Tardó un poco en contestar pero al fin desembuchó lo que parecía temer.
—Ay hijo, era tiempo lo que faltaba. Franco está en el poder, ayer escuché en la radio que había tomado Madrid. Se acabó, se acabó…
Nos quedamos petrificados, no habíamos tenido noticias de nada semejante, se había acabado y nosotros ni lo sabíamos, ignorantes. “¿Y ahora qué?”, preguntó Ricardo. No sabíamos tampoco qué decir, qué paso tomar, nuestra lucha había sido sin causa, nos sentíamos despojados de todo cuanto teníamos, por poco que tuviésemos. Roberto, con los ojos abiertos como platos salió de la casa.
—¡No, Roberto, no! No lo hagas te lo pido por favor, no te entregues, de nada serviría.
Solo lo vi lo intuí, sabía lo que iba a hacer. Hacía como si no me escuchara, pero a él sí le buscaban, lo tenían fichado desde el principio de la guerra, no podía entregarse, no duraría nada.
— Te he seguido, Roberto, lo dejé todo. Dejé a mi marido, a mi hijo, no hagas que me arrepienta. De aquí era yo la que más intentaba convencerse de que la guerra terminaría con la victoria republicana, pero abre los ojos, no ha sido así.

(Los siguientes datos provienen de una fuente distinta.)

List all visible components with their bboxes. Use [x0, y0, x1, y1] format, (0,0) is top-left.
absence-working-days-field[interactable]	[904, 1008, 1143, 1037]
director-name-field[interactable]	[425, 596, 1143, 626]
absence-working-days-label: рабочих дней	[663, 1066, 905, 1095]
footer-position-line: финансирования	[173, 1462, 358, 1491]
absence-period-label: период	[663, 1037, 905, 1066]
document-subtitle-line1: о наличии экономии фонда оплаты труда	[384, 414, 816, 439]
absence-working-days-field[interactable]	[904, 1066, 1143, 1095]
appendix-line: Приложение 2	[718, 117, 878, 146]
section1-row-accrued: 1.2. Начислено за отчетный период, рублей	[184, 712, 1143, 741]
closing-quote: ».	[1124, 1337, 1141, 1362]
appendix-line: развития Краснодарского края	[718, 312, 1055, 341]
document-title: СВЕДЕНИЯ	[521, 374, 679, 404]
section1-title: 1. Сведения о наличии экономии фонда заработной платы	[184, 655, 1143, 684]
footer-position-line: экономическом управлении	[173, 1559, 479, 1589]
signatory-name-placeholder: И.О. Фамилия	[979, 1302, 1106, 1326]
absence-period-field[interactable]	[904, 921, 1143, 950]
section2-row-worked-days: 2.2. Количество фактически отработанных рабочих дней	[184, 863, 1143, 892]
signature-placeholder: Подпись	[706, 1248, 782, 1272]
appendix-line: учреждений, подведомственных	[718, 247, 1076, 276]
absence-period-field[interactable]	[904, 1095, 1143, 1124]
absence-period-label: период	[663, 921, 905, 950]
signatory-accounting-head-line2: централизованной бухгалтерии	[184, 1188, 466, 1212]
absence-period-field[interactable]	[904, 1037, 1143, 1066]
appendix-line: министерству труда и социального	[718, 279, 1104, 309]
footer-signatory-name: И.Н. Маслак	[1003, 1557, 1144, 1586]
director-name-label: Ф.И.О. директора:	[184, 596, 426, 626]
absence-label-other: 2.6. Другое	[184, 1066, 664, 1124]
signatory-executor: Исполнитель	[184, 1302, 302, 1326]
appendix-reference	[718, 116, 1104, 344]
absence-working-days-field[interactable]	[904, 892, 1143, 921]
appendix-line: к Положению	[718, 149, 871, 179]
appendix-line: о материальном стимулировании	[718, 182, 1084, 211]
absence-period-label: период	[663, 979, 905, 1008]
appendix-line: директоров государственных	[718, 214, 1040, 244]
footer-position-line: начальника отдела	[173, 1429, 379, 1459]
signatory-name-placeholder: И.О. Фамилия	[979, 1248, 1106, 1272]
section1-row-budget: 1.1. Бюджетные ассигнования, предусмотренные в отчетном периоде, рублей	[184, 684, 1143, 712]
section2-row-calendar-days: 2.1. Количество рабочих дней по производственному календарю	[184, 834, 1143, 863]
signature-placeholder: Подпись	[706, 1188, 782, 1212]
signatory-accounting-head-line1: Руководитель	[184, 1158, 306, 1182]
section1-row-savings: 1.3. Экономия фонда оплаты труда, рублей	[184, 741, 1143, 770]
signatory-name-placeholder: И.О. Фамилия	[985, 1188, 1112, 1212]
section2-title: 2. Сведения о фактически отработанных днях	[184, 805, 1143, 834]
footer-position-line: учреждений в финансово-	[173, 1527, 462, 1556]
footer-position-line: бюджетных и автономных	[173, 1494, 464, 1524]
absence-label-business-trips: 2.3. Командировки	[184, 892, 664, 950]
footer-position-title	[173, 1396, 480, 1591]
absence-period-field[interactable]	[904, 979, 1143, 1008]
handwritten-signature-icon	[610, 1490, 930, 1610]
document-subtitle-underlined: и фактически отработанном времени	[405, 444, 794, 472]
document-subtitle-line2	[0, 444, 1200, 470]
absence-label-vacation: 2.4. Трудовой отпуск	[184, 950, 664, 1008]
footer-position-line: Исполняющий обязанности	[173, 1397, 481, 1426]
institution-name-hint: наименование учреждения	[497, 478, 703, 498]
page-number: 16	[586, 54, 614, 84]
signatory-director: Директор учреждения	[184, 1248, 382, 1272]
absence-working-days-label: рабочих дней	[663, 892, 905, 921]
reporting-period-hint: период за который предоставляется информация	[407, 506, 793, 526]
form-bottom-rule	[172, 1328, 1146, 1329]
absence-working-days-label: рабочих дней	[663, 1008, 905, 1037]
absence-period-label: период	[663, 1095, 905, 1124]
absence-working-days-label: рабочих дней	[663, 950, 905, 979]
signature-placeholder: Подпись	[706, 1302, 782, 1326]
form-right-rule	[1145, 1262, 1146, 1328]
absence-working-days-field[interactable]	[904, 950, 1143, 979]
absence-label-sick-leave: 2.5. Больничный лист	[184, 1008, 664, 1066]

Hemos sido lo suficientemente valientes al luchar por ella, pero ya está, se acabó la República, no nuestra vida.
Me miraba con ojos desolados, ese tipo de ojos que se ponen pocas veces en esta vida, tristes. Sin embargo, su rostro se tornó de repente en rabia incontenida, y entonces entendí que mi amor por él no era suficiente para pararle los pies, no se habría conformado nunca con una mujercilla de veinticinco años que lo deja todo por amor; y por su amor yo había hecho todo lo que me había pedido; “pero no, no es suficiente” me repetía.

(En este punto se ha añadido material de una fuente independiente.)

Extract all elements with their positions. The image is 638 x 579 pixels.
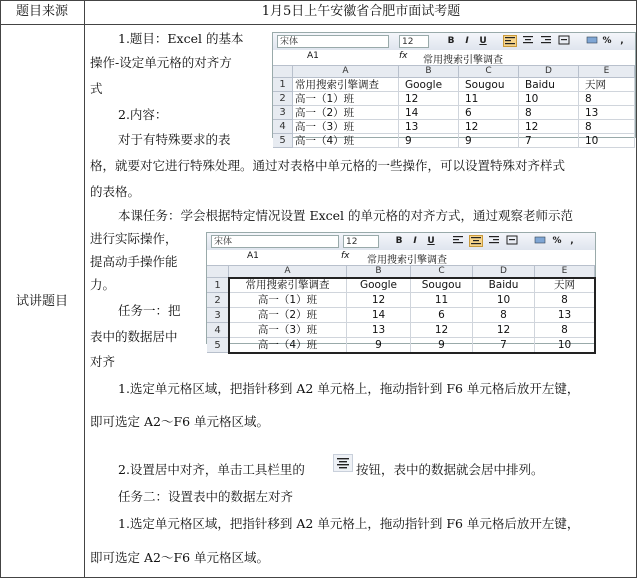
row-header[interactable]: 5 xyxy=(207,338,229,353)
row-header[interactable]: 3 xyxy=(273,106,293,120)
para-1-line-1: 对于有特殊要求的表 xyxy=(118,132,231,147)
formula-input[interactable]: 常用搜索引擎调查 xyxy=(423,55,503,66)
task-line-4: 力。 xyxy=(90,277,116,292)
header-divider xyxy=(0,24,637,25)
column-header-b[interactable]: B xyxy=(347,266,411,278)
row-header[interactable]: 4 xyxy=(207,323,229,338)
formula-bar xyxy=(273,50,635,66)
para-1-line-2: 格，就要对它进行特殊处理。通过对表格中单元格的一些操作，可以设置特殊对齐样式 xyxy=(90,158,566,173)
currency-icon[interactable] xyxy=(585,35,599,47)
column-header-a[interactable]: A xyxy=(229,266,347,278)
grid-corner[interactable] xyxy=(207,266,229,278)
align-center-button[interactable] xyxy=(469,235,483,247)
table-cell[interactable]: Google xyxy=(399,78,459,92)
center-align-icon xyxy=(333,454,353,472)
table-cell[interactable]: Sougou xyxy=(459,78,519,92)
formula-input[interactable]: 常用搜索引擎调查 xyxy=(367,255,447,266)
source-value: 1月5日上午安徽省合肥市面试考题 xyxy=(261,4,461,19)
row-header[interactable]: 1 xyxy=(273,78,293,92)
table-cell[interactable]: 13 xyxy=(399,120,459,134)
table-cell[interactable]: 10 xyxy=(579,134,635,148)
align-center-button[interactable] xyxy=(521,35,535,47)
column-header-c[interactable]: C xyxy=(411,266,473,278)
table-cell[interactable]: Baidu xyxy=(473,278,535,293)
table-cell[interactable]: 8 xyxy=(519,106,579,120)
table-cell[interactable]: Baidu xyxy=(519,78,579,92)
table-cell[interactable]: 高一（1）班 xyxy=(229,293,347,308)
title-line-2: 操作-设定单元格的对齐方 xyxy=(90,55,232,70)
column-header-e[interactable]: E xyxy=(579,66,635,78)
comma-button[interactable]: , xyxy=(570,236,574,246)
task-line-1: 本课任务：学会根据特定情况设置 Excel 的单元格的对齐方式，通过观察老师示范 xyxy=(118,208,574,223)
align-center-icon xyxy=(522,35,534,45)
column-header-a[interactable]: A xyxy=(293,66,399,78)
row-header[interactable]: 3 xyxy=(207,308,229,323)
row-header[interactable]: 1 xyxy=(207,278,229,293)
fx-icon: fx xyxy=(341,251,350,261)
spreadsheet-screenshot-2 xyxy=(206,232,596,351)
align-right-button[interactable] xyxy=(539,35,553,47)
table-cell[interactable]: 6 xyxy=(459,106,519,120)
table-cell[interactable]: 9 xyxy=(347,338,411,353)
table-cell[interactable]: 7 xyxy=(473,338,535,353)
table-cell[interactable]: 高一（3）班 xyxy=(293,120,399,134)
table-cell[interactable]: 常用搜索引擎调查 xyxy=(229,278,347,293)
merge-icon xyxy=(506,235,518,245)
table-cell[interactable]: 7 xyxy=(519,134,579,148)
table-cell[interactable]: Sougou xyxy=(411,278,473,293)
table-cell[interactable]: 高一（2）班 xyxy=(293,106,399,120)
step2-line-1a: 2.设置居中对齐，单击工具栏里的 xyxy=(118,462,305,477)
table-cell[interactable]: 8 xyxy=(473,308,535,323)
table-cell[interactable]: 8 xyxy=(579,92,635,106)
table-cell[interactable]: 天网 xyxy=(579,78,635,92)
table-cell[interactable]: 10 xyxy=(519,92,579,106)
row-header[interactable]: 4 xyxy=(273,120,293,134)
align-left-button[interactable] xyxy=(503,35,517,47)
table-cell[interactable]: 高一（4）班 xyxy=(293,134,399,148)
table-cell[interactable]: 14 xyxy=(399,106,459,120)
percent-button[interactable]: % xyxy=(552,236,562,246)
table-cell[interactable]: 12 xyxy=(473,323,535,338)
align-left-icon xyxy=(452,235,464,245)
table-cell[interactable]: 6 xyxy=(411,308,473,323)
italic-button[interactable]: I xyxy=(465,36,469,46)
column-header-b[interactable]: B xyxy=(399,66,459,78)
name-box[interactable]: A1 xyxy=(307,51,319,61)
table-cell[interactable]: 高一（3）班 xyxy=(229,323,347,338)
underline-button[interactable]: U xyxy=(479,36,487,46)
table-cell[interactable]: 常用搜索引擎调查 xyxy=(293,78,399,92)
task1-line-1: 任务一：把 xyxy=(118,303,181,318)
size-select[interactable]: 12 xyxy=(343,235,379,248)
table-cell[interactable]: 12 xyxy=(411,323,473,338)
currency-icon[interactable] xyxy=(533,235,547,247)
table-cell[interactable]: 9 xyxy=(459,134,519,148)
table-cell[interactable]: 11 xyxy=(459,92,519,106)
table-cell[interactable]: 10 xyxy=(473,293,535,308)
align-left-icon xyxy=(504,36,516,46)
toolbar xyxy=(273,33,635,51)
italic-button[interactable]: I xyxy=(413,236,417,246)
column-header-d[interactable]: D xyxy=(473,266,535,278)
row-header[interactable]: 2 xyxy=(207,293,229,308)
font-select[interactable]: 宋体 xyxy=(277,35,389,48)
table-cell[interactable]: 高一（1）班 xyxy=(293,92,399,106)
table-cell[interactable]: 12 xyxy=(399,92,459,106)
step2-line-1b: 按钮，表中的数据就会居中排列。 xyxy=(356,462,544,477)
task1-line-3: 对齐 xyxy=(90,354,116,369)
comma-button[interactable]: , xyxy=(620,36,624,46)
table-cell[interactable]: 13 xyxy=(579,106,635,120)
para-1-line-3: 的表格。 xyxy=(90,184,141,199)
fx-icon: fx xyxy=(399,51,408,61)
row-header[interactable]: 5 xyxy=(273,134,293,148)
name-box[interactable]: A1 xyxy=(247,251,259,261)
table-cell[interactable]: 高一（4）班 xyxy=(229,338,347,353)
font-select[interactable]: 宋体 xyxy=(211,235,339,248)
spreadsheet-screenshot-1 xyxy=(272,32,636,147)
table-cell[interactable]: 12 xyxy=(347,293,411,308)
table-cell[interactable]: 高一（2）班 xyxy=(229,308,347,323)
column-header-e[interactable]: E xyxy=(535,266,595,278)
table-cell[interactable]: 14 xyxy=(347,308,411,323)
task-line-2: 进行实际操作， xyxy=(90,231,178,246)
merge-icon xyxy=(558,35,570,45)
step1-line-2: 即可选定 A2～F6 单元格区域。 xyxy=(90,414,270,429)
column-header-d[interactable]: D xyxy=(519,66,579,78)
table-cell[interactable]: 12 xyxy=(519,120,579,134)
table-cell[interactable]: 12 xyxy=(459,120,519,134)
content-heading: 2.内容： xyxy=(118,107,168,122)
table-cell[interactable]: 13 xyxy=(535,308,595,323)
formula-bar xyxy=(207,250,595,266)
table-cell[interactable]: 9 xyxy=(411,338,473,353)
row-header[interactable]: 2 xyxy=(273,92,293,106)
step3-line-2: 即可选定 A2～F6 单元格区域。 xyxy=(90,550,270,565)
column-header-c[interactable]: C xyxy=(459,66,519,78)
table-cell[interactable]: 8 xyxy=(535,293,595,308)
table-cell[interactable]: 8 xyxy=(579,120,635,134)
title-line-3: 式 xyxy=(90,81,103,96)
table-cell[interactable]: 天网 xyxy=(535,278,595,293)
size-select[interactable]: 12 xyxy=(399,35,429,48)
task1-line-2: 表中的数据居中 xyxy=(90,329,178,344)
step1-line-1: 1.选定单元格区域，把指针移到 A2 单元格上，拖动指针到 F6 单元格后放开左键， xyxy=(118,381,580,396)
row-label: 试讲题目 xyxy=(15,294,68,309)
table-cell[interactable]: Google xyxy=(347,278,411,293)
align-left-button[interactable] xyxy=(451,235,465,247)
merge-center-button[interactable] xyxy=(505,235,519,247)
grid-corner[interactable] xyxy=(273,66,293,78)
table-cell[interactable]: 11 xyxy=(411,293,473,308)
align-right-button[interactable] xyxy=(487,235,501,247)
task2-heading: 任务二：设置表中的数据左对齐 xyxy=(118,489,294,504)
percent-button[interactable]: % xyxy=(602,36,612,46)
source-label: 题目来源 xyxy=(15,4,68,19)
underline-button[interactable]: U xyxy=(427,236,435,246)
table-cell[interactable]: 9 xyxy=(399,134,459,148)
table-cell[interactable]: 13 xyxy=(347,323,411,338)
bold-button[interactable]: B xyxy=(395,236,403,246)
table-cell[interactable]: 10 xyxy=(535,338,595,353)
column-divider xyxy=(84,0,85,578)
task-line-3: 提高动手操作能 xyxy=(90,254,178,269)
align-center-icon xyxy=(470,236,482,246)
align-right-icon xyxy=(488,235,500,245)
align-right-icon xyxy=(540,35,552,45)
title-line-1: 1.题目：Excel 的基本 xyxy=(118,31,244,46)
merge-center-button[interactable] xyxy=(557,35,571,47)
step3-line-1: 1.选定单元格区域，把指针移到 A2 单元格上，拖动指针到 F6 单元格后放开左键， xyxy=(118,516,580,531)
toolbar xyxy=(207,233,595,251)
bold-button[interactable]: B xyxy=(447,36,455,46)
table-cell[interactable]: 8 xyxy=(535,323,595,338)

Al final de la calle se divisaban tres hombres vestidos de verde con un broche de la bandera española y una pequeña águila en el centro; Roberto les chilló: “¡a mí, cogedme a mí, ha caído por mi culpa, la República…!” No le dio tiempo a pronunciar una sola palabra más, simplemente le callaron con una balazo en el entrecejo.
—¿Alguien le quiere seguir? Así es como pagan los rojos de mierda su deslealtad al excelentísimo. No quiero oír nada más.
No podía parpadear, todo se había enmudecido. De pronto noté dos brazos que me cogían por detrás con fuerza, y caminé. Sin esperanza, derrotada.
Nada importaba lo que dijésemos, ni que fuese comunista, ni republicana, ni siquiera fascista, sin dejarnos pronunciar palabra nos llevaron a mí y a Ricardo al cuartel de las afueras, donde nos tuvieron tres días encerrados en una celda junto a treinta personas sin razón alguna; ahora era su diversión, si no les gustaban el color de tus ojos, te cogían, si andabas cojeando, te cogían, si eras bajito, te cogían, si respirabas, te cogían.
Y lo sé, hijo, sé que esto no llegará a tus manos, y que me hayan dado dos papeles mojados para que te escriba una carta es un soplo de esperanza que luego me arrebatarán. Este es mi tercer y último intento. No sé cuándo voy a morir, pronto supongo. Lo que sé es que lo siento, debería estar contigo.